Comme lui, de nombreux Africains souhaitent se rendre en France ou d'autres pays européens, dans l'espoir de trouver un travail correctement payé et une vie meilleure. Faute d'avoir obtenu un visa, beaucoup tentent de gagner l'Europe clandestinement. L'une des principales routes de ce périple, parfois mortel, vers l'Europe passe par Gao, dans l'est du Mali.
De là, les migrants originaires d'Afrique de l'Ouest gagnent la Mauritanie, où ils embarquent sur des bateaux souvent surchargés pour un périlleux voyage vers les Canaries (Espagne). D'autres tentent de rallier, à travers le Sahara, les enclaves espagnoles de Melilla et Ceuta au Maroc.
Hamadou Maiga estime que Nicolas Sarkozy devrait faire la queue devant l'ambassade du Mali pour demander un visa, comme les immigrés. "Ce n'est pas humain aujourd'hui, au regard de nos liens historiques, que la France ferme ses portes à nos enfants", dit-il. "Les Blancs sont hypocrites... Quand ils venaient nous coloniser, ils n'ont pas demandé de visa pour venir.
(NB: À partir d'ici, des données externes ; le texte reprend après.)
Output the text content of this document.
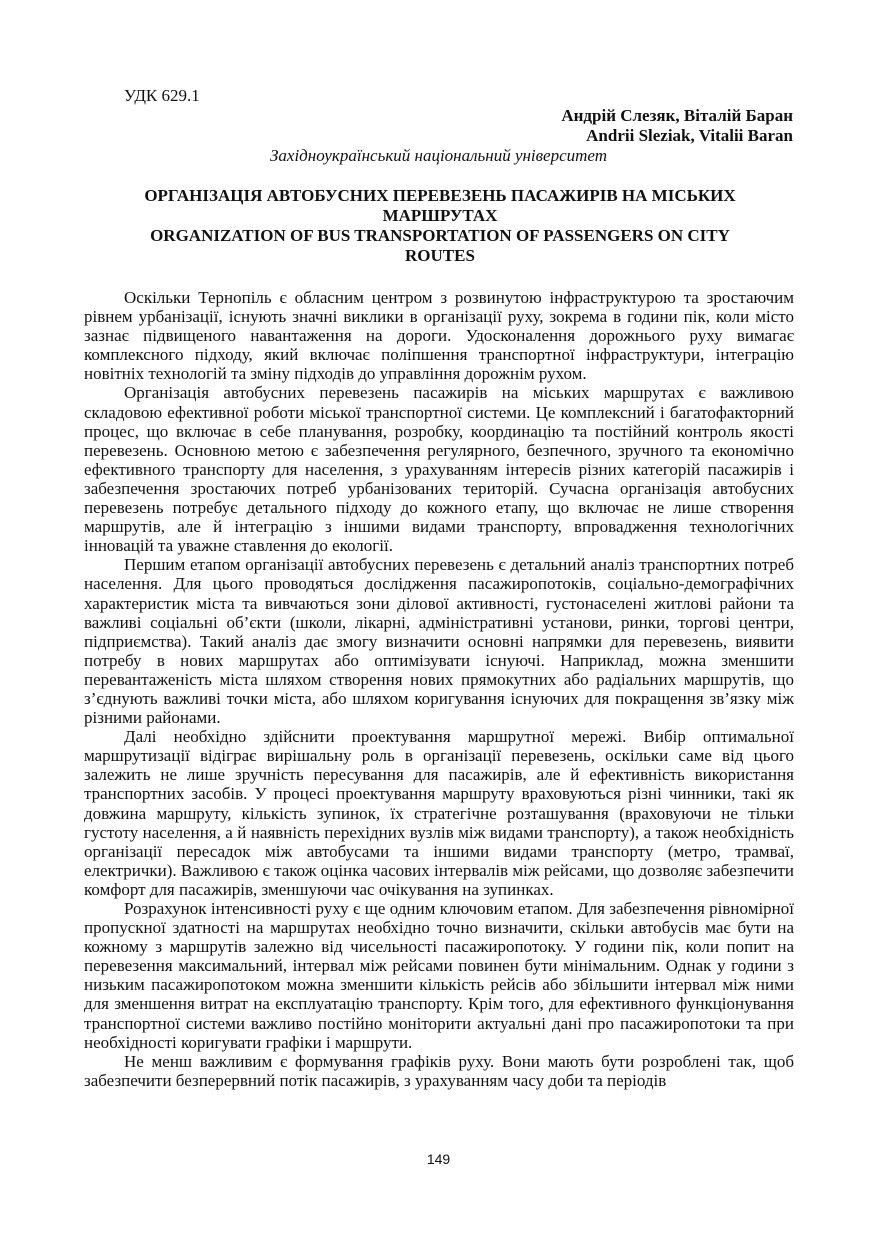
УДК 629.1
Андрій Слезяк, Віталій Баран
Andrii Sleziak, Vitalii Baran
Західноукраїнський національний університет
ОРГАНІЗАЦІЯ АВТОБУСНИХ ПЕРЕВЕЗЕНЬ ПАСАЖИРІВ НА МІСЬКИХ
МАРШРУТАХ
ORGANIZATION OF BUS TRANSPORTATION OF PASSENGERS ON CITY
ROUTES

Оскільки Тернопіль є обласним центром з розвинутою інфраструктурою та зростаючим рівнем урбанізації, існують значні виклики в організації руху, зокрема в години пік, коли місто зазнає підвищеного навантаження на дороги. Удосконалення дорожнього руху вимагає комплексного підходу, який включає поліпшення транспортної інфраструктури, інтеграцію новітніх технологій та зміну підходів до управління дорожнім рухом.

Організація автобусних перевезень пасажирів на міських маршрутах є важливою складовою ефективної роботи міської транспортної системи. Це комплексний і багатофакторний процес, що включає в себе планування, розробку, координацію та постійний контроль якості перевезень. Основною метою є забезпечення регулярного, безпечного, зручного та економічно ефективного транспорту для населення, з урахуванням інтересів різних категорій пасажирів і забезпечення зростаючих потреб урбанізованих територій. Сучасна організація автобусних перевезень потребує детального підходу до кожного етапу, що включає не лише створення маршрутів, але й інтеграцію з іншими видами транспорту, впровадження технологічних інновацій та уважне ставлення до екології.

Першим етапом організації автобусних перевезень є детальний аналіз транспортних потреб населення. Для цього проводяться дослідження пасажиропотоків, соціально-демографічних характеристик міста та вивчаються зони ділової активності, густонаселені житлові райони та важливі соціальні об’єкти (школи, лікарні, адміністративні установи, ринки, торгові центри, підприємства). Такий аналіз дає змогу визначити основні напрямки для перевезень, виявити потребу в нових маршрутах або оптимізувати існуючі. Наприклад, можна зменшити перевантаженість міста шляхом створення нових прямокутних або радіальних маршрутів, що з’єднують важливі точки міста, або шляхом коригування існуючих для покращення зв’язку між різними районами.

Далі необхідно здійснити проектування маршрутної мережі. Вибір оптимальної маршрутизації відіграє вирішальну роль в організації перевезень, оскільки саме від цього залежить не лише зручність пересування для пасажирів, але й ефективність використання транспортних засобів. У процесі проектування маршруту враховуються різні чинники, такі як довжина маршруту, кількість зупинок, їх стратегічне розташування (враховуючи не тільки густоту населення, а й наявність перехідних вузлів між видами транспорту), а також необхідність організації пересадок між автобусами та іншими видами транспорту (метро, трамваї, електрички). Важливою є також оцінка часових інтервалів між рейсами, що дозволяє забезпечити комфорт для пасажирів, зменшуючи час очікування на зупинках.

Розрахунок інтенсивності руху є ще одним ключовим етапом. Для забезпечення рівномірної пропускної здатності на маршрутах необхідно точно визначити, скільки автобусів має бути на кожному з маршрутів залежно від чисельності пасажиропотоку. У години пік, коли попит на перевезення максимальний, інтервал між рейсами повинен бути мінімальним. Однак у години з низьким пасажиропотоком можна зменшити кількість рейсів або збільшити інтервал між ними для зменшення витрат на експлуатацію транспорту. Крім того, для ефективного функціонування транспортної системи важливо постійно моніторити актуальні дані про пасажиропотоки та при необхідності коригувати графіки і маршрути.

Не менш важливим є формування графіків руху. Вони мають бути розроблені так, щоб забезпечити безперервний потік пасажирів, з урахуванням часу доби та періодів

149
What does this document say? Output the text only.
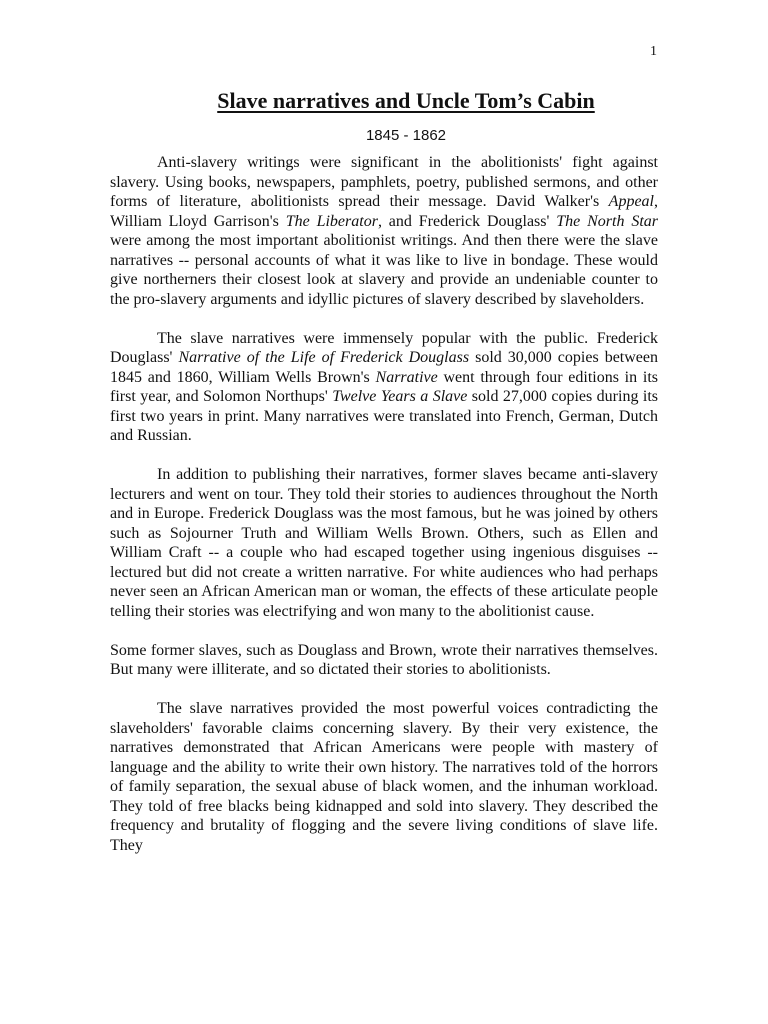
1
Slave narratives and Uncle Tom’s Cabin
1845 - 1862

Anti-slavery writings were significant in the abolitionists' fight against slavery. Using books, newspapers, pamphlets, poetry, published sermons, and other forms of literature, abolitionists spread their message. David Walker's Appeal, William Lloyd Garrison's The Liberator, and Frederick Douglass' The North Star were among the most important abolitionist writings. And then there were the slave narratives -- personal accounts of what it was like to live in bondage. These would give northerners their closest look at slavery and provide an undeniable counter to the pro-slavery arguments and idyllic pictures of slavery described by slaveholders.

The slave narratives were immensely popular with the public. Frederick Douglass' Narrative of the Life of Frederick Douglass sold 30,000 copies between 1845 and 1860, William Wells Brown's Narrative went through four editions in its first year, and Solomon Northups' Twelve Years a Slave sold 27,000 copies during its first two years in print. Many narratives were translated into French, German, Dutch and Russian.

In addition to publishing their narratives, former slaves became anti-slavery lecturers and went on tour. They told their stories to audiences throughout the North and in Europe. Frederick Douglass was the most famous, but he was joined by others such as Sojourner Truth and William Wells Brown. Others, such as Ellen and William Craft -- a couple who had escaped together using ingenious disguises -- lectured but did not create a written narrative. For white audiences who had perhaps never seen an African American man or woman, the effects of these articulate people telling their stories was electrifying and won many to the abolitionist cause.

Some former slaves, such as Douglass and Brown, wrote their narratives themselves. But many were illiterate, and so dictated their stories to abolitionists.

The slave narratives provided the most powerful voices contradicting the slaveholders' favorable claims concerning slavery. By their very existence, the narratives demonstrated that African Americans were people with mastery of language and the ability to write their own history. The narratives told of the horrors of family separation, the sexual abuse of black women, and the inhuman workload. They told of free blacks being kidnapped and sold into slavery. They described the frequency and brutality of flogging and the severe living conditions of slave life. They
En plus de l'esclavage, ils ont pillé nos richesses", accuse l'octogénaire.
Zeinabou Wallet, présentatrice sur une radio, souligne que "la France sportive rayonne par les enfants de l'immigration comme Zidane, et autres Ladji Doucouré. Aujourd'hui, Sarkozy doit comprendre cette donne nouvelle: La France, c'est black, blanc et beur".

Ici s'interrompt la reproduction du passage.